Sikap "mendua" rezim kolonial Jepang soal persiapan kemerdekaan RI ini terus mengundang perdebatan menarik di kalangan cendekiawan dan pemerhati sejarah hingga kini. Namun, yang jelas, Soekarno, Hatta, dan para tokoh pro-kemerdekaan lainnya diterima Maeda untuk berkumpul di rumahnya untuk menyusun rencana mereka.
Laksamana Muda Tadashi Maeda
Mereka akhirnya berkumpul sepanjang Malam Jumat, 16 Agustus 1945. Ini merupakan saat-saat dramatis, menegangkan sekaligus menentukan bagi lahirnya negara baru, Indonesia. Dan proses ini terjadi jam demi jam di Rumah Maeda. Setidaknya, ada empat ruang penting di Rumah Maeda dalam mempersiapkan proklamasi kemerdekaan.

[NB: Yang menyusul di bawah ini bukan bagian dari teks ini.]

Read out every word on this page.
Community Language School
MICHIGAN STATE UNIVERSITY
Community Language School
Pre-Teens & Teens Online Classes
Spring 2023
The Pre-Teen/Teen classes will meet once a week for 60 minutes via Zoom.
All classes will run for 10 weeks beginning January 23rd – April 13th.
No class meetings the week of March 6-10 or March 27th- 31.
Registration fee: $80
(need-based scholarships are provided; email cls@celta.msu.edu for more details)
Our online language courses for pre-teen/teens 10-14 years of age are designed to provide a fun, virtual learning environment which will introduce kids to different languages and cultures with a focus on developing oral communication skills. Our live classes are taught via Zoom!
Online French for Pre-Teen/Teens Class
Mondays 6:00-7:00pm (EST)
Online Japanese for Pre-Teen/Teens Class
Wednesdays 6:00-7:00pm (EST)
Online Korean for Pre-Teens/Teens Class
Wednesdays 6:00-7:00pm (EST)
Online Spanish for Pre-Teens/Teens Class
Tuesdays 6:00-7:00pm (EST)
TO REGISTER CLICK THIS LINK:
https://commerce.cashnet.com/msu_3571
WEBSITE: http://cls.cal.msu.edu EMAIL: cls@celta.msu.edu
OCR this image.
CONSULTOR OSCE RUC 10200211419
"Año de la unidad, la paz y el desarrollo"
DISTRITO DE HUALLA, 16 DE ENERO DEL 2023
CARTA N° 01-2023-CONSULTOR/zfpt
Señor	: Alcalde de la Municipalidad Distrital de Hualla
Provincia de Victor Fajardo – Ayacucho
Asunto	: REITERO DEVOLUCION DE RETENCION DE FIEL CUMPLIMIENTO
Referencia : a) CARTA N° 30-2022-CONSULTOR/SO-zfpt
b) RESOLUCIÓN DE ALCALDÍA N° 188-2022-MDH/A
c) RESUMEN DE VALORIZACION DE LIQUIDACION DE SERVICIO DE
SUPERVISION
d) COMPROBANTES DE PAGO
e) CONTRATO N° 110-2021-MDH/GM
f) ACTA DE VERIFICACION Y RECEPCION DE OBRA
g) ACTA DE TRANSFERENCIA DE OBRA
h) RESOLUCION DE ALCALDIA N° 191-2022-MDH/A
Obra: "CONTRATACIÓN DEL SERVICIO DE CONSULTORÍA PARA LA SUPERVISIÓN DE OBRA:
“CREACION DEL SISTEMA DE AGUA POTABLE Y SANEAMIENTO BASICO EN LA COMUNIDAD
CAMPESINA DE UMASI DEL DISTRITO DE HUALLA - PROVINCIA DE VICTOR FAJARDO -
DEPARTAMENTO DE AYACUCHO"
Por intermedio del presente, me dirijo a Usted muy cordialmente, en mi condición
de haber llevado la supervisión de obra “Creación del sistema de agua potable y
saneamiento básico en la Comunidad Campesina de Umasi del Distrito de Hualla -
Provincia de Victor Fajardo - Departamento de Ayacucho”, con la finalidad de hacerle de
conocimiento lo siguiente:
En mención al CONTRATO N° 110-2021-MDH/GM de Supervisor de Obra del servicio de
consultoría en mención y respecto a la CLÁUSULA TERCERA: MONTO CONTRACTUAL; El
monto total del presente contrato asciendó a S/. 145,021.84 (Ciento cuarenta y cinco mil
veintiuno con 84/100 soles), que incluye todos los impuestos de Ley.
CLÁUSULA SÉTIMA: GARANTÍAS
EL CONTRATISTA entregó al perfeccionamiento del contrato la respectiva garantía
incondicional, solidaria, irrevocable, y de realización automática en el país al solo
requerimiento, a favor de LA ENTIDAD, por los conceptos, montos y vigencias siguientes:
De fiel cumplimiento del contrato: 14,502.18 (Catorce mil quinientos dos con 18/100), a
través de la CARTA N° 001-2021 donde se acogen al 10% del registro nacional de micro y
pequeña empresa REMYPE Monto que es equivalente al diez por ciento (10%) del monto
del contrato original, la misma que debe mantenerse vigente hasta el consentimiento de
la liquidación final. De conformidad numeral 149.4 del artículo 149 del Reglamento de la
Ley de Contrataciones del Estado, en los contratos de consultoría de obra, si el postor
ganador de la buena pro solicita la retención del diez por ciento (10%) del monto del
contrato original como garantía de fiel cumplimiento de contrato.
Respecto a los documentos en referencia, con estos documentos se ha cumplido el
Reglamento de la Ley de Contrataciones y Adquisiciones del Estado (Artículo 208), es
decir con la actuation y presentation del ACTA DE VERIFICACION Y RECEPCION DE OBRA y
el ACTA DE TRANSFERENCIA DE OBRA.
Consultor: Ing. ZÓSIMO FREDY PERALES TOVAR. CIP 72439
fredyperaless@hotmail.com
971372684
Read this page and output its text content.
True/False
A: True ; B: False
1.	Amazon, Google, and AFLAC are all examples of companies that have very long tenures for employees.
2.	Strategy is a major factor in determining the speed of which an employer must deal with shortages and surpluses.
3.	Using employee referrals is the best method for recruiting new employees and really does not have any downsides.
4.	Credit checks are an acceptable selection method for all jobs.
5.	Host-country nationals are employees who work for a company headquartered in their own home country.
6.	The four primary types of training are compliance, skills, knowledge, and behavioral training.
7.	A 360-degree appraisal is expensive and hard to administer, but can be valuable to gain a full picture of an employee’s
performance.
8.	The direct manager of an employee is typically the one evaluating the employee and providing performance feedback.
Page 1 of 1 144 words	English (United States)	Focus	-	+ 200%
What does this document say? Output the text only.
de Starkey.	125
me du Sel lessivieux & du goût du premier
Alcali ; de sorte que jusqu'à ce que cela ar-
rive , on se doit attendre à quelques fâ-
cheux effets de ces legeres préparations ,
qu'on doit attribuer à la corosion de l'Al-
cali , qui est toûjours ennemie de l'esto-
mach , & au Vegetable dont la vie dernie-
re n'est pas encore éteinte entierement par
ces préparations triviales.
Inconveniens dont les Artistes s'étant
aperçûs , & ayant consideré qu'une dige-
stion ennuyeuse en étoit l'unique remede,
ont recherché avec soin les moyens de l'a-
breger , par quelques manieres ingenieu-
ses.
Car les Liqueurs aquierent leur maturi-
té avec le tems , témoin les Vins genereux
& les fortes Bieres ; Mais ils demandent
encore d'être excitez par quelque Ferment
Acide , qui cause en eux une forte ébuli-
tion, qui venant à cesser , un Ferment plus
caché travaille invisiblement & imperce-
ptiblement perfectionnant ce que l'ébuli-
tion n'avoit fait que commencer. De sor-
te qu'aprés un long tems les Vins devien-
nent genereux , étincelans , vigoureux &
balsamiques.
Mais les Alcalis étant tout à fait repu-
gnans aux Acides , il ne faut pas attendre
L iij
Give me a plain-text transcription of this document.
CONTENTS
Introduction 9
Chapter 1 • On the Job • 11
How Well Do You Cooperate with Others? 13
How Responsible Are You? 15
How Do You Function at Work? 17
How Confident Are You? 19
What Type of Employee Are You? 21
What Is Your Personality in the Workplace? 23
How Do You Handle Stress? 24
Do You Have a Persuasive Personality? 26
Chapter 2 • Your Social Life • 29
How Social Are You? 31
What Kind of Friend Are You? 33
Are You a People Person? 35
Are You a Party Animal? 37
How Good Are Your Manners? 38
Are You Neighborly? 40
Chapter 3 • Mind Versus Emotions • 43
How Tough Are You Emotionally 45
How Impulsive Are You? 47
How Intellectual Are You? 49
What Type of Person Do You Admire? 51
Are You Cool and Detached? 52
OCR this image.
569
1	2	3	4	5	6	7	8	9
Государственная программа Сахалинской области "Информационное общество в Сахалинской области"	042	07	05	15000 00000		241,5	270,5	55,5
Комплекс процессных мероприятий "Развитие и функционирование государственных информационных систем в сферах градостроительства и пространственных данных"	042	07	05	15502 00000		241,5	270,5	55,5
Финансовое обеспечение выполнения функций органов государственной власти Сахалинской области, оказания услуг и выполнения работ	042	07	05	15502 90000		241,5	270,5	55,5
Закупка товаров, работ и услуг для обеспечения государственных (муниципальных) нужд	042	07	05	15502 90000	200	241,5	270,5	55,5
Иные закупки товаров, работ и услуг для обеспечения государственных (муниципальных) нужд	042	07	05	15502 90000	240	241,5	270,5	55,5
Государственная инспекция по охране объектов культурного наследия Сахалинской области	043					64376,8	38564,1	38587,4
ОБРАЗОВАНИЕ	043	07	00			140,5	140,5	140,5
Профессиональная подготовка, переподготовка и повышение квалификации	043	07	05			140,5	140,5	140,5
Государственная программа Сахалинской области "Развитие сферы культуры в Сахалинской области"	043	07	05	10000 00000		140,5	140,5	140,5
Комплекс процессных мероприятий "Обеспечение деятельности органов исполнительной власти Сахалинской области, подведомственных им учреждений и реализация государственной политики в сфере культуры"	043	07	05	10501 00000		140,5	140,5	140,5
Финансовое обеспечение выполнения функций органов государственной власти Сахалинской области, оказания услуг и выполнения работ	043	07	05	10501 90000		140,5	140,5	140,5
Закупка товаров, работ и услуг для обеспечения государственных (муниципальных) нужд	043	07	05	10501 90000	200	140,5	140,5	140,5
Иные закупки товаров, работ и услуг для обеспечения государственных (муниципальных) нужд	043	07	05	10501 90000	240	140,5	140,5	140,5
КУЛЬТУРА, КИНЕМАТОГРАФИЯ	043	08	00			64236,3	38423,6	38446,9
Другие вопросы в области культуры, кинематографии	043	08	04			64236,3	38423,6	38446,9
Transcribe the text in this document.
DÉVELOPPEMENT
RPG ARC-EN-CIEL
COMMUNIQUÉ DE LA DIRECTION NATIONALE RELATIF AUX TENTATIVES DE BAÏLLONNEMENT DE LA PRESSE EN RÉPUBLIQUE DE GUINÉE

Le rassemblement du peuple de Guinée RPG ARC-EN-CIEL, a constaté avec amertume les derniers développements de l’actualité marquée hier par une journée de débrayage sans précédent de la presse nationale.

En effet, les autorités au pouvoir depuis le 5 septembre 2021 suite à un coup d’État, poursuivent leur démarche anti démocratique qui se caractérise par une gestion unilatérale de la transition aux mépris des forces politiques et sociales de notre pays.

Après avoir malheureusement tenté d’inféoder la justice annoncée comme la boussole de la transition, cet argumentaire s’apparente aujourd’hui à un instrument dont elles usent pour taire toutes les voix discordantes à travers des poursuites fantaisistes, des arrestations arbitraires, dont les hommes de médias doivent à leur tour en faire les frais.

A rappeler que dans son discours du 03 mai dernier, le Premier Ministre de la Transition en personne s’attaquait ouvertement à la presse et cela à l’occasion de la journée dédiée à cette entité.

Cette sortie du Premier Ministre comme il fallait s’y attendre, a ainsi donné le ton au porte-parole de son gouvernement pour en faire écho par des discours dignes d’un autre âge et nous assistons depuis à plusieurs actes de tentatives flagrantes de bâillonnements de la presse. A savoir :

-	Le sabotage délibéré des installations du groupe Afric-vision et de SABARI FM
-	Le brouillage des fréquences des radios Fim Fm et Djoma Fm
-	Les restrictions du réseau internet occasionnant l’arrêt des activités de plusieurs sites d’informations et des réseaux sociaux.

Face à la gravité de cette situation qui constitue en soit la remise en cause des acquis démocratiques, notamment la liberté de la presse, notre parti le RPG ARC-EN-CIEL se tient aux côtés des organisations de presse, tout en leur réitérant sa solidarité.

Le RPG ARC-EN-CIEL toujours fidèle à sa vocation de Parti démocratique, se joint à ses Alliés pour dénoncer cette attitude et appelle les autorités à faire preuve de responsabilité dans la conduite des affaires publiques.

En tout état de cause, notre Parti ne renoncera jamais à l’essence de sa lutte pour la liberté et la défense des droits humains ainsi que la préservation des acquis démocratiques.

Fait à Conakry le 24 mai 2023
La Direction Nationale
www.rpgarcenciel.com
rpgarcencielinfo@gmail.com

Pertama, terjadi di ruang tamu, yang disebut sebagai “Ruang Pertemuan.” Di ruang itu lah, pada Kamis malam Bung Karno, Bung Hatta, dan Ahmad Subardjo - yang belakangan menjadi Menteri Luar Negeri RI yang pertama - diterima Maeda di kediamannya sekitar pukul 22.00 WIB. Saat itu mereka baru pulang dari Rengasdengklok usai "diculik" oleh para pemuda yang menginginkan kemerdekaan Indonesia segera dicanangkan, mumpung terjadi vacuum of power atau "kekosongan kekuasaan".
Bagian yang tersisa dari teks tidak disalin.